Even so, Sneum’s chances of survival as a spy in Nazi-occupied Europe would depend heavily on the calibre of the man chosen to go with him. Given that MI6 had told Tommy there wasn’t enough time to get his Morse code fully up to speed, it took them what seemed like an age to come up with the ‘expert’ who was supposed to send his messages for him. In his military report of his summer in England, Sneum wrote: ‘It looked as though it was even harder than they had thought to find a man for me. In the end, they chose Sigfred Christophersen, but he also needed some training. So it all took such a long time that I could have learned [Morse code] for myself.’

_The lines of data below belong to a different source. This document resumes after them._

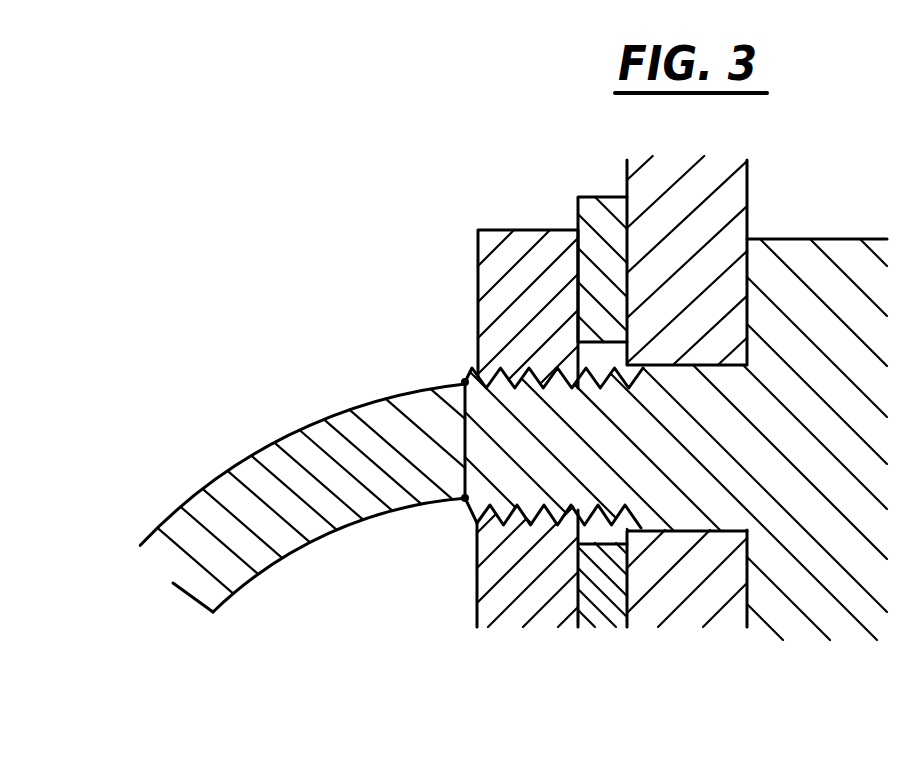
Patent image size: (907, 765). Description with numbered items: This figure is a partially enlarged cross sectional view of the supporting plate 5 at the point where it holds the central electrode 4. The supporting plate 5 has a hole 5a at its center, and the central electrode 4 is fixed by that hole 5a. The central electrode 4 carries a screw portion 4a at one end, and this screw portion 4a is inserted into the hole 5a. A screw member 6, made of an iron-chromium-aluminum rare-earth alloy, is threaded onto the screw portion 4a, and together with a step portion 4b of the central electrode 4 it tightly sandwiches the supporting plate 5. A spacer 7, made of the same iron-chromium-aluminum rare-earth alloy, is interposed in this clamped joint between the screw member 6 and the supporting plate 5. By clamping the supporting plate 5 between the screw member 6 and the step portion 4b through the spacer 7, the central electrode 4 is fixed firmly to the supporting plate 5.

The central electrode 4 is at (803, 268).
The screw portion 4a is at (500, 368).
The step portion 4b is at (748, 568).
The supporting plate 5 is at (690, 192).
The hole 5a is at (698, 528).
The screw member 6 is at (507, 255).
The spacer 7 is at (602, 218).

When Tommy was introduced to his wireless operator and partner for the mission, he was sceptical. Sigfred Johannes Christophersen, who had celebrated his twenty-seventh birthday on 11 June, was so tall and lean that he stood out from the crowd. Tommy was concerned that Sigfred’s build might make him too easily identifiable for covert operations, but there was something else about him, too. It was as though Christophersen hadn’t begun to prepare himself mentally for the enormity of what they were about to do. Also, there was no natural affinity between the two men.

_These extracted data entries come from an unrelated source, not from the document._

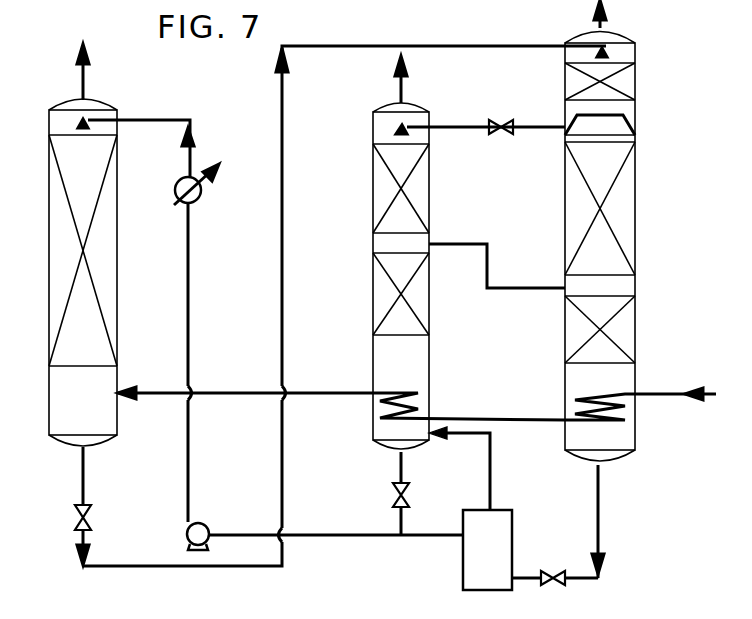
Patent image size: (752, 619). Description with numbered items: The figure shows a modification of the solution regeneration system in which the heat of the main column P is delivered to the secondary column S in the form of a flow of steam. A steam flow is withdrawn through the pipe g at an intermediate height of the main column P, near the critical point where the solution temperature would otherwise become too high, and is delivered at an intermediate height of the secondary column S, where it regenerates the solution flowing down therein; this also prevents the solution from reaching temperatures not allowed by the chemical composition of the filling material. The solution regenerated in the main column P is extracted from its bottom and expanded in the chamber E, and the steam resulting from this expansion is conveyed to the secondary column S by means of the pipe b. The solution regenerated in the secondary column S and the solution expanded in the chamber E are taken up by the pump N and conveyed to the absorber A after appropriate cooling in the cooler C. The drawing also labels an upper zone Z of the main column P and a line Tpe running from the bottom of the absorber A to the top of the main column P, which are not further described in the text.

The absorber A is at (110, 304).
The cooler C is at (196, 336).
The pump N is at (312, 536).
The secondary column S is at (457, 295).
The pipe g is at (497, 266).
The pipe b is at (468, 468).
The chamber E is at (517, 550).
The zone Z is at (612, 99).
The main column P is at (611, 289).
The recycle line Tpe is at (399, 295).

SIS hadn’t foreseen any potential problems between the pair. They were both young, enthusiastic and seemingly courageous; and their pasts pointed to similar ambitions. Handsome and hitherto adventurous, Sigfred’s story was almost as dramatic as Sneum’s, despite unremarkable beginnings. He had joined the Royal Lifeguard Regiment in November 1935 but found army life too mundane. So he applied to the Flying School in Vaerloese, where he enrolled on 1 April 1937. All went well until the following year, when his superiors noticed that he had started to cut corners and no longer flew according to the rulebook. Deemed a liability, he was thrown out of the school on 10 September 1938, his military career in tatters. After six months’ unemployment, he went to Germany and found work as a gardener. But he spotted a way to beat the boredom in the middle of January 1940, when he volunteered to become a pilot in the Finno-Russian War. For the next ten weeks he flew for the Finns, although Sneum later insisted that Christophersen had never been involved in any kind of aerial combat during that period. The brief and bloody conflict was over by the end of March 1940, and for Sigfred that signalled another downturn in his fortunes.

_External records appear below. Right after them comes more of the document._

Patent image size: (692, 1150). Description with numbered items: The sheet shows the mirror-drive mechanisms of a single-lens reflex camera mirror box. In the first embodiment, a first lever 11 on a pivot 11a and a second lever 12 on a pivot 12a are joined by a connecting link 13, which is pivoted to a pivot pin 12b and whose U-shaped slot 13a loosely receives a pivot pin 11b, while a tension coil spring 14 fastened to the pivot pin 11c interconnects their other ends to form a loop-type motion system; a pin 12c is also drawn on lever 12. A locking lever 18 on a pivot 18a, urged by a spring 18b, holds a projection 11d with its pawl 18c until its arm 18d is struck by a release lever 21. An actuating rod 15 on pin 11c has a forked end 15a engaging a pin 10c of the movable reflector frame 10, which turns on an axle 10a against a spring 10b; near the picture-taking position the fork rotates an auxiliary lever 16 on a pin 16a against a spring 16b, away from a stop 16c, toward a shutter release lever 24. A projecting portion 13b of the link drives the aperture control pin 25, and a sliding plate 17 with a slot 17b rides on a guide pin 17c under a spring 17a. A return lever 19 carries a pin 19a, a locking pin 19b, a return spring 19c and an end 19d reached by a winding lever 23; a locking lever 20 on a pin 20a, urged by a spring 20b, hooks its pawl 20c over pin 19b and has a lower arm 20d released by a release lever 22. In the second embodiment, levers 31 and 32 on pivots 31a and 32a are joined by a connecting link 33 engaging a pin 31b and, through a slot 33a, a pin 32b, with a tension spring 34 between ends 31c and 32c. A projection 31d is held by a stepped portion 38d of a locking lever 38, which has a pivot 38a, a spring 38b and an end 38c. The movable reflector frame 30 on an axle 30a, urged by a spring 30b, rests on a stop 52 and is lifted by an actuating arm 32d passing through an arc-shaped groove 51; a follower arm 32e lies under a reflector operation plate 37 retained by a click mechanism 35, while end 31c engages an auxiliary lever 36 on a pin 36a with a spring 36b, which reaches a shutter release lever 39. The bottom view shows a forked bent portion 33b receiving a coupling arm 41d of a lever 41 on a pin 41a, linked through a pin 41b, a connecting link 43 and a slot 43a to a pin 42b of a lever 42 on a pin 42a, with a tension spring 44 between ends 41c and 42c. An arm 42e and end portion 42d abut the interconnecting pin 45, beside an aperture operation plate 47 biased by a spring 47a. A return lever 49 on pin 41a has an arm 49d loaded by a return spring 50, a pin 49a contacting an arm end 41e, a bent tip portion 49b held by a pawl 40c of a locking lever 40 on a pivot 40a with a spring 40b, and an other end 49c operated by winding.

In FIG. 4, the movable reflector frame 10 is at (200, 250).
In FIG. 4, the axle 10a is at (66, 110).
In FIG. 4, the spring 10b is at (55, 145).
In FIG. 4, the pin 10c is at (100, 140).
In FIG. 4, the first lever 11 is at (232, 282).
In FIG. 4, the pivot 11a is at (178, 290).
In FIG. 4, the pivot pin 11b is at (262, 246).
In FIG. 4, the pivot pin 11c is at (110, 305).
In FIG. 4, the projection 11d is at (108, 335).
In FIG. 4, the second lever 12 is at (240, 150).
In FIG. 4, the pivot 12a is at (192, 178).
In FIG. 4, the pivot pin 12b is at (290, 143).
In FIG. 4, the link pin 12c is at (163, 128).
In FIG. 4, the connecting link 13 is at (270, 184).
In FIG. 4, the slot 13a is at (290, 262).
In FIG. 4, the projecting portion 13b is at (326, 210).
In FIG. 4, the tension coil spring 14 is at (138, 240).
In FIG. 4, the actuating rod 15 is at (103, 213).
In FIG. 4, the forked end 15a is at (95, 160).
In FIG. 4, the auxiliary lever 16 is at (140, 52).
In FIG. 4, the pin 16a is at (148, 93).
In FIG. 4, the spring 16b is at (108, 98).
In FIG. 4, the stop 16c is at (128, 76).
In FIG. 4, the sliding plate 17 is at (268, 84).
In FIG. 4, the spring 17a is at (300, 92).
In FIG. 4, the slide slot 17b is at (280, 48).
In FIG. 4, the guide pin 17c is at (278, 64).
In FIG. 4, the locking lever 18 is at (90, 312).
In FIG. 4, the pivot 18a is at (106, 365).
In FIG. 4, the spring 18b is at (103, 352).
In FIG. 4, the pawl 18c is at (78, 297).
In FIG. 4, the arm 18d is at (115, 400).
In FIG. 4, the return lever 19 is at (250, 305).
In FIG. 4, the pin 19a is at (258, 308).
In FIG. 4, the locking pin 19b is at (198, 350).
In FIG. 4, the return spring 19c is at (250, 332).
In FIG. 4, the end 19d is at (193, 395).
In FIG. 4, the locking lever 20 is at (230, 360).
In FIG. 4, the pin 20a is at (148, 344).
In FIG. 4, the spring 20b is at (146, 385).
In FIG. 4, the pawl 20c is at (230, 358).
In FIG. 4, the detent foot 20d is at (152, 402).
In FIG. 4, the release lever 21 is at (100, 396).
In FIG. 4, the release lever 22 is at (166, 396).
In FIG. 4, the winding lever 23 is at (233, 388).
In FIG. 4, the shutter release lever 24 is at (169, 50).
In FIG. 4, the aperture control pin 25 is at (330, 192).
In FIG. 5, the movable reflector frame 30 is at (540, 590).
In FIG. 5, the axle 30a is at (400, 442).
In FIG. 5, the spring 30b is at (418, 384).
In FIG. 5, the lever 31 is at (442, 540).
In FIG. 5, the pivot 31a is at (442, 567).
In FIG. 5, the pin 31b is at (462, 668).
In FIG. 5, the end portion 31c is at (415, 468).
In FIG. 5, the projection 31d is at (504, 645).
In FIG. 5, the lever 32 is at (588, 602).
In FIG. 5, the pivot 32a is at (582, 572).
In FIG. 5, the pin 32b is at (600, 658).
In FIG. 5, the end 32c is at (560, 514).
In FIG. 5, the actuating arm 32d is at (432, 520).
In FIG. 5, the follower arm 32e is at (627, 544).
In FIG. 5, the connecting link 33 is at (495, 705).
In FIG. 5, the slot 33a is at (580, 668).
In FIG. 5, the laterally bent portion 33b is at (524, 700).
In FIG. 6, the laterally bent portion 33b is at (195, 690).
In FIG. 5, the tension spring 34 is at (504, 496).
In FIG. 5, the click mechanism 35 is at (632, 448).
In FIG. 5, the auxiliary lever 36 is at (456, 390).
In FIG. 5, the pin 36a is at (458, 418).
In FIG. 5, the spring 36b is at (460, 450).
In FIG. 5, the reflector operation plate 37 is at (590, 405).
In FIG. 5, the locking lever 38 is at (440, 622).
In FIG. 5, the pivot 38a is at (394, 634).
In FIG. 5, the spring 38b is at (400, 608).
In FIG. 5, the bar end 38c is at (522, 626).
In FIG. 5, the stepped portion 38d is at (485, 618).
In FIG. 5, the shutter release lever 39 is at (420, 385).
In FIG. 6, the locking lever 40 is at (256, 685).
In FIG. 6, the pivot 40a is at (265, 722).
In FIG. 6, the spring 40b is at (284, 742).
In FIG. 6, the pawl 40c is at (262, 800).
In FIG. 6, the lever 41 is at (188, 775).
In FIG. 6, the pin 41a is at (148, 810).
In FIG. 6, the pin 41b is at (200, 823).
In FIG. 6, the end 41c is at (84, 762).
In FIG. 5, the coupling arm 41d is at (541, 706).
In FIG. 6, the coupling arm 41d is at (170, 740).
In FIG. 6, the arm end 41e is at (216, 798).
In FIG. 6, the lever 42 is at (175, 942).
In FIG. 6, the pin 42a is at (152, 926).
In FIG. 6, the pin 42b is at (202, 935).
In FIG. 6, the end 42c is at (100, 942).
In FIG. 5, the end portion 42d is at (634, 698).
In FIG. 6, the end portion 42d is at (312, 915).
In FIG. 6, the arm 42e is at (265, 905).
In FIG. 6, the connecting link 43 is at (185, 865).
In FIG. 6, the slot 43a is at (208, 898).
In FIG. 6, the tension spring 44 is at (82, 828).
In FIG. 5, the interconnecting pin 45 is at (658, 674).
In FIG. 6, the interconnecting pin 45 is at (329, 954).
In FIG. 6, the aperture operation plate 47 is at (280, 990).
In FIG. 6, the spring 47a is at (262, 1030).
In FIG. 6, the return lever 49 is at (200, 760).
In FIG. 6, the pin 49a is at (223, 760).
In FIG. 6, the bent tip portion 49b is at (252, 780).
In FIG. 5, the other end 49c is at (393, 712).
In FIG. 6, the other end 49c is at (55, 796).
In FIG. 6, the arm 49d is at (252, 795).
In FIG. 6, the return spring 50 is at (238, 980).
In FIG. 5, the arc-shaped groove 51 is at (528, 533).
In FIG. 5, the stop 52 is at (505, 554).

He returned to Denmark, only to face a fresh period of unemployment, this time caused by the German invasion. Increasingly desperate, he worked that summer under the occupiers back at Vaerloese airfield. But his conscience was clearly nagging away at him. In mid-October he and two comrades quit their jobs and came up with a brilliant plan to travel to England and serve with the RAF. The trio obtained visas to travel to Turkey on the pretext of buying tobacco there. Five days later, to their own astonishment, they were in Istanbul. Instead of seeking out tobacco merchants, though, they reported directly to the British Air Attaché and volunteered for the RAF. The Air Attaché welcomed the offer and gave the Danes some money for food and lodgings. They were instructed to remain in Istanbul and await further orders. Their patience paid off when, on 10 February 1941, they were told to board a ship. It took them south to the Cape of Good Hope and all theway back north to England, where they arrived on 23 April 1941. Their story was checked at the Royal Patriotic School, just as Sneum’s would be two months later.